Tantissimi i temi che emergono urgentemente attuali nella dinamica del “dramma giocoso per musica” su libretto di Angelo Anelli: dietro la parodia apparentemente innocua degli stereotipi, c’è coraggioso orgoglio patriottico, femminismo intelligente ante litteram, ma soprattutto compassionevole distacco dalle passioni, uno sguardo addolcito da un supremo sorriso sub specie aeternitatis che contempla il trambusto dolente e confuso delle vicende umane.
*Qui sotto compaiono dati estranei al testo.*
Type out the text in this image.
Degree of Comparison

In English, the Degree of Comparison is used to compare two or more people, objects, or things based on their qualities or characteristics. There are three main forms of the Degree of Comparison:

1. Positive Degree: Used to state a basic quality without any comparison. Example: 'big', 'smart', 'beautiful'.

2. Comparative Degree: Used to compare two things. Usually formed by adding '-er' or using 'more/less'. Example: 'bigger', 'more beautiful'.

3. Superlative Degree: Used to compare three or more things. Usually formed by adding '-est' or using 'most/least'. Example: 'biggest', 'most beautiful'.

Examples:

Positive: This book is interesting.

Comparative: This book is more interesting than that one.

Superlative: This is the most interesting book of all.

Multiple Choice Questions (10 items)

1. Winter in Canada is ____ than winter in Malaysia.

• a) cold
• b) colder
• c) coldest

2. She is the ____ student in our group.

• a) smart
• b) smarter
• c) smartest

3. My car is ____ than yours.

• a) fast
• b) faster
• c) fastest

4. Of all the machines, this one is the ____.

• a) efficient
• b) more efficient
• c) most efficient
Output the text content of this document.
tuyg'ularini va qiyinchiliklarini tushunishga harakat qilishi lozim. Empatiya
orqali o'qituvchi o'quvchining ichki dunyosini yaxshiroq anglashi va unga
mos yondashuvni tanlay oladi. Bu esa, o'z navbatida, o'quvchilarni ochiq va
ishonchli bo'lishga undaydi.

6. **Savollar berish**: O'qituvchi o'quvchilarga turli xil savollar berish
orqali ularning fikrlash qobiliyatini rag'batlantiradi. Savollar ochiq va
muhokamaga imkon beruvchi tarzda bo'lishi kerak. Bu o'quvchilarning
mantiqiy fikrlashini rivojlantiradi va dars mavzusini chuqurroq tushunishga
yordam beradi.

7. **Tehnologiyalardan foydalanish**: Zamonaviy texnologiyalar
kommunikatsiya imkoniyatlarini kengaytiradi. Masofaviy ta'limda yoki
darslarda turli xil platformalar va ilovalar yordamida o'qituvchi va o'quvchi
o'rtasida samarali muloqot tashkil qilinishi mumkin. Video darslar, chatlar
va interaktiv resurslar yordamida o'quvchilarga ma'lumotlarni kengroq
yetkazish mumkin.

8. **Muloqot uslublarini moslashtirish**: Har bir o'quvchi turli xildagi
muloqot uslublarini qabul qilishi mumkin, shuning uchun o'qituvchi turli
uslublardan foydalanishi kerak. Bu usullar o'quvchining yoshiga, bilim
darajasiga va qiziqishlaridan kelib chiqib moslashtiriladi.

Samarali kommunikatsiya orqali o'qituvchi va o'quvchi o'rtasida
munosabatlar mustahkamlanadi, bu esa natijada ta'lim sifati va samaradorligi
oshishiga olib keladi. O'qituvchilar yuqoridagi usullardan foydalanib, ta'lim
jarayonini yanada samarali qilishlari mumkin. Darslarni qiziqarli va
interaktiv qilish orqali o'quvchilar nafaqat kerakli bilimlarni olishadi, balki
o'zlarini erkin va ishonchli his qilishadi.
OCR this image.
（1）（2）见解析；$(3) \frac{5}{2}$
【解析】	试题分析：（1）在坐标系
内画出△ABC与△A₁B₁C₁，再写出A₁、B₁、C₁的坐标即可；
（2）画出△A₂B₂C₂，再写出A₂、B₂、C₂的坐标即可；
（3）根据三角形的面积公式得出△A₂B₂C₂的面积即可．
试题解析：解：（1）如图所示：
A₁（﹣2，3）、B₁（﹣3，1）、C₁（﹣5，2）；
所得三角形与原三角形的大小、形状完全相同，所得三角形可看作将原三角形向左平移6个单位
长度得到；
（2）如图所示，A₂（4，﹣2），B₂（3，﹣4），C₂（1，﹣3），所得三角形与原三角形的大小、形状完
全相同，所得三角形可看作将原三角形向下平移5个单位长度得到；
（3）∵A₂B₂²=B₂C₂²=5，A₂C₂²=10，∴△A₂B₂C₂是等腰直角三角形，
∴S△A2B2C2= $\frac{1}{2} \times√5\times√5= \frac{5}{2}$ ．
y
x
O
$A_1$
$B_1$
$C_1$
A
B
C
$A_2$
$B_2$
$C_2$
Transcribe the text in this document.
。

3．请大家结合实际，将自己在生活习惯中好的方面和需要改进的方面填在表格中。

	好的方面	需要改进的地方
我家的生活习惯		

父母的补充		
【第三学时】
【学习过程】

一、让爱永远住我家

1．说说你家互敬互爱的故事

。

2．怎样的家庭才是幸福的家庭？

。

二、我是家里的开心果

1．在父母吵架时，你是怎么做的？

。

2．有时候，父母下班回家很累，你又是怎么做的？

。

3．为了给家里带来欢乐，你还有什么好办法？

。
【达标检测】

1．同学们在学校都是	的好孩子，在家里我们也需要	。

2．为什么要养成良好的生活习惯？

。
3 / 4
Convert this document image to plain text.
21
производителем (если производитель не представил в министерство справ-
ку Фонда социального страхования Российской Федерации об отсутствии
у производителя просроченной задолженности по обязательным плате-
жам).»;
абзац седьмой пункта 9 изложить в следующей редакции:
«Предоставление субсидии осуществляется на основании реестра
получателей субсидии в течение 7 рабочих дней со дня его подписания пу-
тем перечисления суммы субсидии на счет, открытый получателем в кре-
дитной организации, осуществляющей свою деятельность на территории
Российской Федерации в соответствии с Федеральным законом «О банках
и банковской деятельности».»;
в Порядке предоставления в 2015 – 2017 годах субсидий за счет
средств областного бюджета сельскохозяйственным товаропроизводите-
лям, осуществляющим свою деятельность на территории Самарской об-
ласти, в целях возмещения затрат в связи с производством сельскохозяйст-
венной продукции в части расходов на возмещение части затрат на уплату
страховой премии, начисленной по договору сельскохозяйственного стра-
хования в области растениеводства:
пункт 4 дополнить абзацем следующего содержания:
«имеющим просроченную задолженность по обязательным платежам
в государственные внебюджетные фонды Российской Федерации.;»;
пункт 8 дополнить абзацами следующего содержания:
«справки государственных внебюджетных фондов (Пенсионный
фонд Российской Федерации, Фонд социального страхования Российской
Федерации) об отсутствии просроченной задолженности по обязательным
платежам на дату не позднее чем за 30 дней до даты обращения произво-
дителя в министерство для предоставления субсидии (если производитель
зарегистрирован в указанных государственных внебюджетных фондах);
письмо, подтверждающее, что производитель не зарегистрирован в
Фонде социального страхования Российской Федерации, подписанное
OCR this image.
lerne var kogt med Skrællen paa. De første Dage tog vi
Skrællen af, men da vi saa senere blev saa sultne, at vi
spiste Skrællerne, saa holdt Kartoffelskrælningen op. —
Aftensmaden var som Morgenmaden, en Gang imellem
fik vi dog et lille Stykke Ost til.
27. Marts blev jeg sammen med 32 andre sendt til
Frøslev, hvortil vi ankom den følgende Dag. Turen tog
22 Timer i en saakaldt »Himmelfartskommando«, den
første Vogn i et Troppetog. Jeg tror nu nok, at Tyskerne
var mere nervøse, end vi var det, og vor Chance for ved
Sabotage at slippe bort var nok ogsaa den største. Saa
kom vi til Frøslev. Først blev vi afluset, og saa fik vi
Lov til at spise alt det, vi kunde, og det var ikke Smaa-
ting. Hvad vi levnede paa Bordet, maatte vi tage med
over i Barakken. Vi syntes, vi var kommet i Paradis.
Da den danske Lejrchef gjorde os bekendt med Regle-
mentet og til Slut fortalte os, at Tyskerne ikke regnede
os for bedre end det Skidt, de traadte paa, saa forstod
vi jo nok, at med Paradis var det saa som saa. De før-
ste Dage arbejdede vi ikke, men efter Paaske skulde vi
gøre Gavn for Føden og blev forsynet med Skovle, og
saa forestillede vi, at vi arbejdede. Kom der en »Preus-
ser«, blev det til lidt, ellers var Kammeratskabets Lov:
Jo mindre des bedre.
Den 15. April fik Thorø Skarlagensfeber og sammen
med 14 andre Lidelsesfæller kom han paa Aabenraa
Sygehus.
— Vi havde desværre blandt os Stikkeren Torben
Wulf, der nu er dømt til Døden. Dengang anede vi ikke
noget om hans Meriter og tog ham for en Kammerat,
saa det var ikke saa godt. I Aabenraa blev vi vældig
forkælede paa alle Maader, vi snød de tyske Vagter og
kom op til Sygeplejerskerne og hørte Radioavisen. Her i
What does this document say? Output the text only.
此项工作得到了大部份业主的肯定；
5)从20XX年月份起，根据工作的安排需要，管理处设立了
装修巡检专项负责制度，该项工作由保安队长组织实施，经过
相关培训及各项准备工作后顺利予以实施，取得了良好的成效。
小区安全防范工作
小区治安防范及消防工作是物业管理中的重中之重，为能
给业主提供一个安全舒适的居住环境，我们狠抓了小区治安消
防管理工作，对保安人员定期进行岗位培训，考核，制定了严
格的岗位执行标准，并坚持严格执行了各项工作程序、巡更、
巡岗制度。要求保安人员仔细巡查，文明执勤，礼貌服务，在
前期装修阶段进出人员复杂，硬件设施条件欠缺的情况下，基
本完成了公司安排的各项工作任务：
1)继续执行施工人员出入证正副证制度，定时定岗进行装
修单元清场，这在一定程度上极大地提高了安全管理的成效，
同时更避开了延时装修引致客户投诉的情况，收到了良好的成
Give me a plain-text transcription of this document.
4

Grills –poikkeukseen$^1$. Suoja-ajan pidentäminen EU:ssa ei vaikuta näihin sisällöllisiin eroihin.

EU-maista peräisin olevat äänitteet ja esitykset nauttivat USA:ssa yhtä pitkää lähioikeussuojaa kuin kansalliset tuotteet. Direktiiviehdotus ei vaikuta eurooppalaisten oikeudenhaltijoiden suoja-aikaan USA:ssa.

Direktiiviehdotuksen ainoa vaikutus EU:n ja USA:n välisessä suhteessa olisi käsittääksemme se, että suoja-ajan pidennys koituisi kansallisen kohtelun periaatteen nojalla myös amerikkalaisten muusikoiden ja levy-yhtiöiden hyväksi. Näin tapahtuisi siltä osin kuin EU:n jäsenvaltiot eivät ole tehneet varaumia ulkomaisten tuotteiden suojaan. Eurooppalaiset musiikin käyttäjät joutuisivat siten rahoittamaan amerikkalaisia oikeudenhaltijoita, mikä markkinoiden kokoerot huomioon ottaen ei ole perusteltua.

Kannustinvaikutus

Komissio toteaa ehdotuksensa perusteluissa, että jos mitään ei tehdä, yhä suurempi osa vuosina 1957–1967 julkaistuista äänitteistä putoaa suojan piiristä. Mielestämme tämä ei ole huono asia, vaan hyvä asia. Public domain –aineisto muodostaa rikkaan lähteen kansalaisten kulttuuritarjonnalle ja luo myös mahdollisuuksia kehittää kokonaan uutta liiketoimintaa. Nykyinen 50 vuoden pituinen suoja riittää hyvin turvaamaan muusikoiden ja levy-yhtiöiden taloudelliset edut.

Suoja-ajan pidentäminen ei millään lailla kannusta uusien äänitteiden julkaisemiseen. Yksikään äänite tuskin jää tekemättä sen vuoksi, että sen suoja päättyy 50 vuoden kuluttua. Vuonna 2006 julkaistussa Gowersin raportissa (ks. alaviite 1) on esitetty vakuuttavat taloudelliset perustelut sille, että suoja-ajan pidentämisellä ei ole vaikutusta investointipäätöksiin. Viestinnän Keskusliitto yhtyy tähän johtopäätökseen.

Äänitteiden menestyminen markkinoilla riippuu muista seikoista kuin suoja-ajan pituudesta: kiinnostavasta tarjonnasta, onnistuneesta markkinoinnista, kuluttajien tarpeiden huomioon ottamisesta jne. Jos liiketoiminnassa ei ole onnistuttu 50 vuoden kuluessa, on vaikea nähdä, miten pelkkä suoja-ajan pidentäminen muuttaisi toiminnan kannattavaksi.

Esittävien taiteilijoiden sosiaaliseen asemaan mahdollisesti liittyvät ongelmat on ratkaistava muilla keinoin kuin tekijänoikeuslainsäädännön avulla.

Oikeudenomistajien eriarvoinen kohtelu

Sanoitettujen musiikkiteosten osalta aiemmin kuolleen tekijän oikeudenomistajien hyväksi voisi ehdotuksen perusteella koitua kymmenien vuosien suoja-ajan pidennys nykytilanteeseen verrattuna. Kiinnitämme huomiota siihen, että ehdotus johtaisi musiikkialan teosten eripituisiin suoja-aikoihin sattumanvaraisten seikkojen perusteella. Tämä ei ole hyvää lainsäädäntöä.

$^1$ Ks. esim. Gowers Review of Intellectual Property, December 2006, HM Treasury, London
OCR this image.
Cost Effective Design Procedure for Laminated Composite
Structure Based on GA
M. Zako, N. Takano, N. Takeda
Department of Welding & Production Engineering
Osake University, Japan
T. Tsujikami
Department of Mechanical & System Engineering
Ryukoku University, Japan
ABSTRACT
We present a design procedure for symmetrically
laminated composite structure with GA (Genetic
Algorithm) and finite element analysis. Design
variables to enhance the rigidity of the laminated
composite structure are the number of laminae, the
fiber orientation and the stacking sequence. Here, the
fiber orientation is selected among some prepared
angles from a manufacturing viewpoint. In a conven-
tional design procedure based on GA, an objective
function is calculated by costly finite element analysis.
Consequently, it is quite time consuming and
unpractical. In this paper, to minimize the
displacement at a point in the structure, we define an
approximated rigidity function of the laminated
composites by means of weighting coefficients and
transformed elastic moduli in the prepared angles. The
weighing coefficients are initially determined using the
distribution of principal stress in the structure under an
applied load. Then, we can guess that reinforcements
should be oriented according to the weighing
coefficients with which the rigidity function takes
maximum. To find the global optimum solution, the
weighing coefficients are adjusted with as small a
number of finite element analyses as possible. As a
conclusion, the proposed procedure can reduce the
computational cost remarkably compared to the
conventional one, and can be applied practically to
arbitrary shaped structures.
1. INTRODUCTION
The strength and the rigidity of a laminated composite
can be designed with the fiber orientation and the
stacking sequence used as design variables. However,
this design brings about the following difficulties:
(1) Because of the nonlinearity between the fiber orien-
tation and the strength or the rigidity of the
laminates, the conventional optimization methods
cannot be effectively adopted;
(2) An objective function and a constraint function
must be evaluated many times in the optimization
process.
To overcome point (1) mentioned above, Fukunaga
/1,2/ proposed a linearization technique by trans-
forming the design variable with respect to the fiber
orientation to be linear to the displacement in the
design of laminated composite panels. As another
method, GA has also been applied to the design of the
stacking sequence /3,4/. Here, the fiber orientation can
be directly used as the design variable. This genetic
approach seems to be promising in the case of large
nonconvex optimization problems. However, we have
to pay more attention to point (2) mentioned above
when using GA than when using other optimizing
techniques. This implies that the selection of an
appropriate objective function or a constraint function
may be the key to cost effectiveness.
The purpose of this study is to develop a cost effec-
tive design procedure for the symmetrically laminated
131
Un paradosso meraviglioso e illuminante: bellissimo pensare come Arthur Schopenhauer amasse Rossini (“parla il proprio linguaggio in maniera così chiara e pura che non ha affatto bisogno di parole e produce il suo effetto anche se viene eseguita in modo esclusivamente strumentale”), in un gioco speculare tra archetipi complementari: da un lato il genio dell’opera buffa e dei vivacissimi “crescendo”, afflitto proverbialmente da patologia depressivo-malinconica, dall’altro il più pessimista dei filosofi fautore del distacco dalla volontà, dedito in maniera impenitente al libertinaggio fino all’età avanzata.